Her flat tone sounds like a warning. "What's that supposed to mean, Ash?"
"You're the detective, Detective. Figure it out. Or, I don't know, Zeke, has the brain rot finally set in?"
He doesn't have nearly enough quarters to waste on insults. "So, how's tricks? Guess you're in a good place to find more recruits for your cause, huh."
"My division does document and track domestic terrorists, if that's what you mean," she agrees. "My experience with them from the force in L.A. made me a good choice for this office."
"That's pretty hilarious."
"And, yes, Zeke, it's useful to me," she says, sounding tired, "and the current political climate has helped as well. But none of this is what you want to talk about, is it?"
It's really not. "Listen, Ash--"
"You listen," she cuts him off. "Now you know the kind of access I have. Or were you planning to try carrying that gun into a government building? Or stalking me through the streets of Washington? You can't get to me here."
"I'll wait for the next election. I'm patient."
Ash laughs. "I'm not a political appointee, Stone.
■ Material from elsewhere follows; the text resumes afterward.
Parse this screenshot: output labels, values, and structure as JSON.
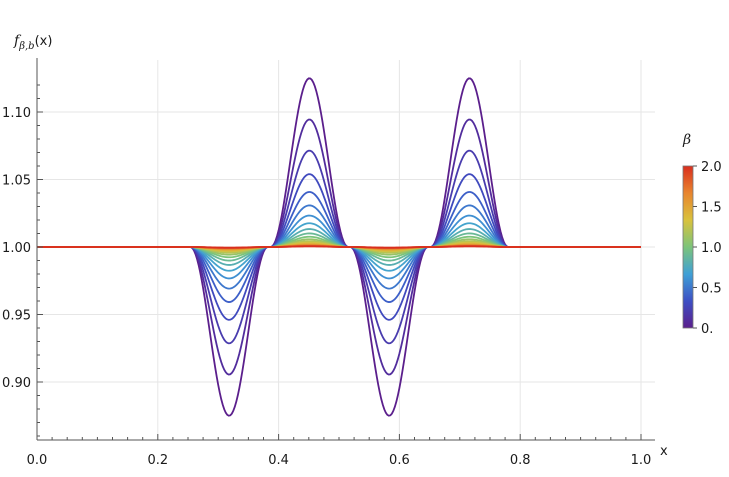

Do you still remember those machines they have now, called computers? Find someone to do your homework."
"Funny."
"No, Stone. It's not." Her tone's gone exasperated, and Zeke shifts, uncomfortable. "It's not funny at all. There are things are going on right now, and you have none of the facts. You're blundering around in a mine field. I'm still willing to take you in, you know. You could be useful to me, Zeke."
"Screw politics, Ash. You tried to kill my wife." The connection's getting fuzzy, buzzing in his ear.
"I'm not talking about politics. And she's your widow, Zeke," she says. "I offered to become her. The only way you'll ever have her. You don't even know how much it meant that I offered that, do you? You weren't hearing a word I said. All you could think about was--"
"You smeared blood on Ros's face. You put a knife to her throat. You slept with my wife, Ash. I'm going to kill you."
"Zeke, dammit, for one minute will you just try--"
"You're going back to hell, Ash. I'm sending you there," he says. "Two bullets, both eyes."
"You can't even talk about this, can you?"
"You hurt Ros. No talking." Zeke's shaking; the phone in his hand cracks. "Just dying."
Ash sighs at him. "Very dramatic." But she waits him out.
"So," he asks finally, "you putting me on some sort of watch list?" He's under control again, but this phone booth is never going to recover. The metal shelf is crumpled, and the overhead light's blown for some reason.
"No," Ash says, and he clenches his jaw at her oh-so-patient tone, "I put you on the watch list a long time ago, Stone. Not that you'd board a plane without your gun, but you should be more careful when you're annoying the police at crime scenes."
"Thanks for that," he says.
"My pleasure." Then she says, "I know you think you're different from us, Ezekiel. Obviously you are different in many ways. But in the only way that matters, you're exactly the same. If you ever come to your senses, give me a call."
She hangs up on him. Zeke lurks around the area a little longer, just to see what happens. No one shows up this time to roust him.